The cat (the little ginger bastard) knocked my hard drive (one of, anyhoo) off the top* of my desk. It buggered up!

So I’ve lost most of 2015 & 2016’s pics although up to 2014 are on another drive.

*Cats, in case you didn’t know, have a major directive, presumably from their leader, that “if two things exist such that one is on top of the other, then the uppermost shall be hurled to the floor without consideration for any consequences”.

So I’ll start 2017 from the beginning:
Please remember that you can click the pictures to see ’em bigger.

Sunday First Jan 2017

The first was a horrid day: cold and wet. I had every intention of having a decent walk but once round the pond was enough.
If you bigify the raindrop you’ll see the branches beyond it.
The ‘ducks’ are goosanders which seem to overnight here on their way elsewhere. They’ll occasionally stay for the day but usually leave in the late morning. They do co-operative fishing: they’ll form a semicircle and all dive at once, presumably to shepherd fish into a tighter shoal.
The swan’s been on the pond for about a week now.


Monday 2nd

You wouldn’t think it was the same continent – the weather was superb: blue sky and little or no wind.

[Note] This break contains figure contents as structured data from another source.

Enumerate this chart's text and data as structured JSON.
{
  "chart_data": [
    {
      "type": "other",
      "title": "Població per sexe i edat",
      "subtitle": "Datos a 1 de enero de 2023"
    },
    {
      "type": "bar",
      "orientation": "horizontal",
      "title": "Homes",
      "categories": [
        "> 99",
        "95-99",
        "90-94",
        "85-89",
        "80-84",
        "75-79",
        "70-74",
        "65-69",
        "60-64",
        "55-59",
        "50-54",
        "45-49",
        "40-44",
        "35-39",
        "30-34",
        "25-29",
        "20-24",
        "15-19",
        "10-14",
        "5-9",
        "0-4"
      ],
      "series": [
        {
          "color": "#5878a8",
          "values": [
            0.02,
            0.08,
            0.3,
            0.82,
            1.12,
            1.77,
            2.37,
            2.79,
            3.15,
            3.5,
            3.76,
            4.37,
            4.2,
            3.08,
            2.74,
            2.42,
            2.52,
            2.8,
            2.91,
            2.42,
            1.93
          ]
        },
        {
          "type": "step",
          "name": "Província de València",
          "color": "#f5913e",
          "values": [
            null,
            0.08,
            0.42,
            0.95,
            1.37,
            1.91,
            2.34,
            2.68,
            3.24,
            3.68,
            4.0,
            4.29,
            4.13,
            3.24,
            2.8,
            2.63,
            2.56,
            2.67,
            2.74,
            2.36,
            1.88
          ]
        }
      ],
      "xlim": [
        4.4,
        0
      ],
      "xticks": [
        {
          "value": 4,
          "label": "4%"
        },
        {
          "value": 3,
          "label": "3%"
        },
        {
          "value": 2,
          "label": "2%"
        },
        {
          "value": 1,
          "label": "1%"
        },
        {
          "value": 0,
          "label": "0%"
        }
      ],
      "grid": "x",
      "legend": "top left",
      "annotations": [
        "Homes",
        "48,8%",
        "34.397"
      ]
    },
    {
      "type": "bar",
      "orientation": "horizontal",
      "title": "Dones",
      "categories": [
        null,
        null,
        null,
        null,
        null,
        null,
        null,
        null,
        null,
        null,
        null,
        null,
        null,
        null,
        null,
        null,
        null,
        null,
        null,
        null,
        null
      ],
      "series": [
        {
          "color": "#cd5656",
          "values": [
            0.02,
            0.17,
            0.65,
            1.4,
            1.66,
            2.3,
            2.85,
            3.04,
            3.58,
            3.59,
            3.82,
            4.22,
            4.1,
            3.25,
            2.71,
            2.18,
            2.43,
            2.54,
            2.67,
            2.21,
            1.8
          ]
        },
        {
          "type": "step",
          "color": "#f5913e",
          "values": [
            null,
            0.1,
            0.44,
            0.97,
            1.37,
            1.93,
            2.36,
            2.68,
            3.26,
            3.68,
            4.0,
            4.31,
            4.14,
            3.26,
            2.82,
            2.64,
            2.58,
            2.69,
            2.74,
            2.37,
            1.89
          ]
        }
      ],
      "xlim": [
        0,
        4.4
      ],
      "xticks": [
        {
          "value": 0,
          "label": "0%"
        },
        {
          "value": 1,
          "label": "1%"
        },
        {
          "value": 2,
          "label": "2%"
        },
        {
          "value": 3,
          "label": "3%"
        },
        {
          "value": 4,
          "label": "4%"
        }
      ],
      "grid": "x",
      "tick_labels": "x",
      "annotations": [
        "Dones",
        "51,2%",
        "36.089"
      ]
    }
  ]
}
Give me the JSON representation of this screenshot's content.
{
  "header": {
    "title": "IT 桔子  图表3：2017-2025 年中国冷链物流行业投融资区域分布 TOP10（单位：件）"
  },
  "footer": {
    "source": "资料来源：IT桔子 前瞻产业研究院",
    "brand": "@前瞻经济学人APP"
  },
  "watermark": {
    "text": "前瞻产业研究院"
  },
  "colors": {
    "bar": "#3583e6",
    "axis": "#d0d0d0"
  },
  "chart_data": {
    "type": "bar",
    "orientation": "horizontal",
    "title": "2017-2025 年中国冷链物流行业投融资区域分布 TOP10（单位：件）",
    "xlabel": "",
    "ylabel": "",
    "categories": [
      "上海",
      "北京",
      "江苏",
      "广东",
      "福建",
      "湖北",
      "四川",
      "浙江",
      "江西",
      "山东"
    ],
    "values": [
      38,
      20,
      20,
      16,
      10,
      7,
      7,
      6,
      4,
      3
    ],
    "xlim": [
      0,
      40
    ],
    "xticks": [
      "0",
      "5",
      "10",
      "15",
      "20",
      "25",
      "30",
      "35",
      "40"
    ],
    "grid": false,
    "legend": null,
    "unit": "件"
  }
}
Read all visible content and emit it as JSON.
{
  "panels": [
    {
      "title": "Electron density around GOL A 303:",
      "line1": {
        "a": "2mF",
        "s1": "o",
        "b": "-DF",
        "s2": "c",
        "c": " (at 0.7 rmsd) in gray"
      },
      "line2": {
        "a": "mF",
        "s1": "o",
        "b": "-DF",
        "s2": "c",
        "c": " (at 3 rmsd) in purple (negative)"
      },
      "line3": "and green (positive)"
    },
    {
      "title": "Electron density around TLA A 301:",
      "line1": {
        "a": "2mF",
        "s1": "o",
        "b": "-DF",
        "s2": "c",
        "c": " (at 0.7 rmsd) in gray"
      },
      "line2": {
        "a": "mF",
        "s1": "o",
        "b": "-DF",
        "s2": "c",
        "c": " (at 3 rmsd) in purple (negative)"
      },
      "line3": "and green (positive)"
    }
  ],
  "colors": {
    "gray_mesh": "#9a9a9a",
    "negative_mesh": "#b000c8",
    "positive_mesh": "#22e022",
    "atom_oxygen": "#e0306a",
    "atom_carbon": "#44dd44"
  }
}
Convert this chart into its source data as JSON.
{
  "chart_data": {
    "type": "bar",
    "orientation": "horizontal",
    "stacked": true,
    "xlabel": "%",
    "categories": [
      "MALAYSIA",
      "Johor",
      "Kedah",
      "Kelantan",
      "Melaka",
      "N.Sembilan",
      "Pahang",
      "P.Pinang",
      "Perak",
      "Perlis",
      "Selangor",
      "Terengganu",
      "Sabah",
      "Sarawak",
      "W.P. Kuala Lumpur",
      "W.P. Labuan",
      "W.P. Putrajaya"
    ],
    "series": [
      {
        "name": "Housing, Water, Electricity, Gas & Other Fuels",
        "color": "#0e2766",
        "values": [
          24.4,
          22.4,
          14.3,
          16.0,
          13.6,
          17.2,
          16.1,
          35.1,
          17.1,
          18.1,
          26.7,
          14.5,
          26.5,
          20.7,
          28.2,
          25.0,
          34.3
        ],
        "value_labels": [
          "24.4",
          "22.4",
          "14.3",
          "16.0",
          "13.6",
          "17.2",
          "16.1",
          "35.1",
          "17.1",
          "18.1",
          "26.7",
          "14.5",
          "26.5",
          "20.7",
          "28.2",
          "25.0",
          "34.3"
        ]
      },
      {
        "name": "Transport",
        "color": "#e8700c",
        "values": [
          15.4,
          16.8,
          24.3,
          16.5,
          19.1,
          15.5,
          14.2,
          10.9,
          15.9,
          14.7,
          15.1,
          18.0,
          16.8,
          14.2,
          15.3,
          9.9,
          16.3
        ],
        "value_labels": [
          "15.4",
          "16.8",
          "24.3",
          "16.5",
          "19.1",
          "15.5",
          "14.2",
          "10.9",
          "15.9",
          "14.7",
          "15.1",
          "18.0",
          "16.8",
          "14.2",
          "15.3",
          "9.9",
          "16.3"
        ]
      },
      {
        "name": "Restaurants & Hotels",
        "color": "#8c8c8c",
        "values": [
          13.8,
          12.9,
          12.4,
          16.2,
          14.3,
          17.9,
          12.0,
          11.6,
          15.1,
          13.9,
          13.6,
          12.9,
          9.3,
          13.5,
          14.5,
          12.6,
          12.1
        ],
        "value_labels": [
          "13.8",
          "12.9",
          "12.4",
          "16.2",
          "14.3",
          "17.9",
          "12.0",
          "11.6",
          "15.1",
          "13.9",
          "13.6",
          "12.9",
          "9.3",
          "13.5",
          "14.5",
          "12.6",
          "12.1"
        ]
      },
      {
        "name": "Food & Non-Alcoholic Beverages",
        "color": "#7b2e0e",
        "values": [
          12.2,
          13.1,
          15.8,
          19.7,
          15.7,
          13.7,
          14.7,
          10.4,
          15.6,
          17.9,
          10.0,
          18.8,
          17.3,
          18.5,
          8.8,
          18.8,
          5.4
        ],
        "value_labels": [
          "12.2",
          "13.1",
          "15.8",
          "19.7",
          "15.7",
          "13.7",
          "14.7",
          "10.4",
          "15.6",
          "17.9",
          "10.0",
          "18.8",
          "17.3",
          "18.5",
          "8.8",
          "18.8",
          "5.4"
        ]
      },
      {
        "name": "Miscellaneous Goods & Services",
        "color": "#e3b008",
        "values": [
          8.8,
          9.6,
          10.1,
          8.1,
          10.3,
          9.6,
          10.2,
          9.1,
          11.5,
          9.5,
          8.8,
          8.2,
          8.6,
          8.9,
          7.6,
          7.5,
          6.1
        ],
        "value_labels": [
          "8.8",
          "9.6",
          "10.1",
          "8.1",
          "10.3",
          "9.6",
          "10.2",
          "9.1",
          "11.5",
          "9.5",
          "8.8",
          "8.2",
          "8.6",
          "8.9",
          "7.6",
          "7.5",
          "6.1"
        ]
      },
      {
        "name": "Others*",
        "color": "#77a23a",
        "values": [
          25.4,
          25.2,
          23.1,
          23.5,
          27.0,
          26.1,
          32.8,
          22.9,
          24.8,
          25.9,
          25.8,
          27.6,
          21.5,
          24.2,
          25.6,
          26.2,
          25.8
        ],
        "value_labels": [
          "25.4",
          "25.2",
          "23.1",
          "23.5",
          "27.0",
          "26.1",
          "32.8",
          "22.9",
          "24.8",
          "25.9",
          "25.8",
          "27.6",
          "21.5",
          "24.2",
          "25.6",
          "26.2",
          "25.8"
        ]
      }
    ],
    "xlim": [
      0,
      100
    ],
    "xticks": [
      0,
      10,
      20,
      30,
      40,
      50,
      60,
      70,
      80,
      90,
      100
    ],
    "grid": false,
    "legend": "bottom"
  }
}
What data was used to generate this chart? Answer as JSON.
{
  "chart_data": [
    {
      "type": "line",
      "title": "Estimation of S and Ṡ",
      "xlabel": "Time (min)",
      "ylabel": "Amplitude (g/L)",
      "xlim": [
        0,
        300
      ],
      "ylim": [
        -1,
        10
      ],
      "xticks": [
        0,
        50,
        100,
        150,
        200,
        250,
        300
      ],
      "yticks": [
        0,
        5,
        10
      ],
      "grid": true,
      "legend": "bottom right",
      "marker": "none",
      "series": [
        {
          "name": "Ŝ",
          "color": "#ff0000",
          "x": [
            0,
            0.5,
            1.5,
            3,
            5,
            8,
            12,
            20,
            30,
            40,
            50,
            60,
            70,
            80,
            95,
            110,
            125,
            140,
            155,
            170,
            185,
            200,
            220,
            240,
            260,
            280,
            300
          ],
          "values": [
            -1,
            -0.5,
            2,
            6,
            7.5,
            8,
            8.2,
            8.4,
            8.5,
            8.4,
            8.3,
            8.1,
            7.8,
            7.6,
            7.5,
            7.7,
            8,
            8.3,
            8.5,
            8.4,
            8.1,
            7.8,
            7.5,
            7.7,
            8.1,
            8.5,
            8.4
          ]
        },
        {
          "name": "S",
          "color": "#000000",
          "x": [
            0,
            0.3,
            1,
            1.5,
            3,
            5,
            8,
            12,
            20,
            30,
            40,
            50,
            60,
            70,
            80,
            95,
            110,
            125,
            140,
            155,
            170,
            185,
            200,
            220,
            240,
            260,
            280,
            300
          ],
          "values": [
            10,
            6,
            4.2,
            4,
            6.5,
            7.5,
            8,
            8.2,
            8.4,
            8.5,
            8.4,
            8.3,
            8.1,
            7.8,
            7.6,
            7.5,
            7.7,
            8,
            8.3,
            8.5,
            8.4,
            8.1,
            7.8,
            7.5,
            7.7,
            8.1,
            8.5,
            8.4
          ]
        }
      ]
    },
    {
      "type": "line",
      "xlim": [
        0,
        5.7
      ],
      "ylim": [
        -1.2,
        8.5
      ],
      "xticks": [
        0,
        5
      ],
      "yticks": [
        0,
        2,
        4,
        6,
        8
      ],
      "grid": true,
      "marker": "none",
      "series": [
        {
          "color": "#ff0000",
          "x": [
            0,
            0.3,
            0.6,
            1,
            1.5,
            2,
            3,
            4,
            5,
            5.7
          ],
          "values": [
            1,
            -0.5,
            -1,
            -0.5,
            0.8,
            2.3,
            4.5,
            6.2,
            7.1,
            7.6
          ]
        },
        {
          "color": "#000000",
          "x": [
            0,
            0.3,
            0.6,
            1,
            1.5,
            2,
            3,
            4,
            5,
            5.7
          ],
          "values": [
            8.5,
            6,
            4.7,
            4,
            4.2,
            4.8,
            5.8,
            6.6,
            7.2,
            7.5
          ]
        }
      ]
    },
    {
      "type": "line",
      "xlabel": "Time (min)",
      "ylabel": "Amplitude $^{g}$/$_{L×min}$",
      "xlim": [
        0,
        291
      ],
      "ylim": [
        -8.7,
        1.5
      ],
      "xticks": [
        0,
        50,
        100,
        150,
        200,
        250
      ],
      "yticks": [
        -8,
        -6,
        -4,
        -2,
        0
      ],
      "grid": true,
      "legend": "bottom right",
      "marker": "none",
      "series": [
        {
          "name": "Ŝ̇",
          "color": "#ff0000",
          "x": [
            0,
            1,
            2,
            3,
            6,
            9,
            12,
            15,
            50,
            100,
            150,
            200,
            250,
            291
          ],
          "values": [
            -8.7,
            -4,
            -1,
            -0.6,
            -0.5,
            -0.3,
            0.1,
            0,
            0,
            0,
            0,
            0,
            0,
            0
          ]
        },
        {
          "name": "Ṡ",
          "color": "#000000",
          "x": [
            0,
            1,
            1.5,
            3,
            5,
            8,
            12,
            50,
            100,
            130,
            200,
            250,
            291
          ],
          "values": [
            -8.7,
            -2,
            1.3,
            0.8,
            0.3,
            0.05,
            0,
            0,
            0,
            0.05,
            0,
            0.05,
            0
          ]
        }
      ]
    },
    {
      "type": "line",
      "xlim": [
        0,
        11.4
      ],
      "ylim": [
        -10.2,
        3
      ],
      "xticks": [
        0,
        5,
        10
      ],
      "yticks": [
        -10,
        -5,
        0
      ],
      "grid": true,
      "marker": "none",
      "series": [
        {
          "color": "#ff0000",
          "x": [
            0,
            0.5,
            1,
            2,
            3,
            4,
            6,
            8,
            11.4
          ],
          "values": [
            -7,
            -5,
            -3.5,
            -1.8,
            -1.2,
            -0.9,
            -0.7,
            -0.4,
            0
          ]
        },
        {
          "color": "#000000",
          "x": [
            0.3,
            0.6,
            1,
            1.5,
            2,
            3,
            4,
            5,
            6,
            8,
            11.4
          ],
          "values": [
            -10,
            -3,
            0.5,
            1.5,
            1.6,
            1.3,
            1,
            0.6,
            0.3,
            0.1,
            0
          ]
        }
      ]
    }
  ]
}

As I mentioned above, goosanders usually do the buggerin’ off after an overnight stay. That’s what this small flock’s doing.
The canal was so smooth that it was reflecting like glass. The trees reflected are ‘shopped’ by combining two pictures, one of the trees and one of the reflection.
Rabbits live in the brambles surrounding the rugby field.
Once through Shireoaks the canal comes into its own.
The upper reaches of the canal, starting at Duke’s Bridge, Cinderhill are really photogenic. This picture shows most of the Turnerwood Flight.

There’s a signposted footpath off to the north of the canal from Duke’s bridge at Cinderhill.

The path passes under the railway (Lincoln→Sheffield line) via one of many beautifully constructed bridges. The line was opened in 1849 and bridges like this were merely to provide farm access.
Round the field which two or so years ago was home to a load of lapwings. The western edge has a hedge which is a mass of red berries – the toxic fruit of woody nightshade. Tomatoes, aubergines and potatoes are members of the nightshade family.
Up to Brancliffe Farm the horse chestnut (conker) trees are bare but the buds are showing.
The pheasant weathercock was showing a slight breeze from the north. (I always have a feeling that the cardinal points [NSEW] should be capitalised – should they?)
The hedge and shrubs around the houses at the farm are full of sparrows.


Moses Seat I have previously mentioned as the name of the small wood above the farm. The cyclist was on the bike at the foot of the hill but got off as he approached the top.
A couple of things that caught my eye: a puddle that had frozen in sections and an empty wild parsley seed head.

 Back at the canal at Thorpe Locks Bridge.
Walking down there’s a family of mallards on a bywash weir.
The benefits of feeding wild birds: plenty of sparrows at Turnerwood.

I walked back round the fishing ponds and Manor house.
The path down to the road is bordered with ivy clad walls. Ivy is fruiting – it’s notable that not all is at the same stage of ripeness at the same time. All sorts of birds from sparrows to pigeons feed on ivy seeds in the coldest months of the year.
There’s also a few buddleja seed heads. (it is spelled with a ‘j’ not an ‘i’ according to wiki)
On the canal once more at Doefield Dun Lock and then home.


Back soon …

6 thoughts on “2017

  1. Sitting in Spain as the sun goes down, thinking of a glassy canal, winter berries and birds taking flight. And a cat who is probably not too popular at the moment.


  2. Sitting at the kitchen table in Bowdon musing upon the fact that I don’t see sparrows or starlings anymore. My gardens (front and back) are full of blackbirds, magpies and wood pigeons eating up what’s left of the windfall apples.


    • There’s certainly a load of all three around here but we’ve a fair number of both sparrows and starlings too. The commonest other birds, apart from gulls, mallards, tufties and coots, are probably robins, goldfinches and various tits.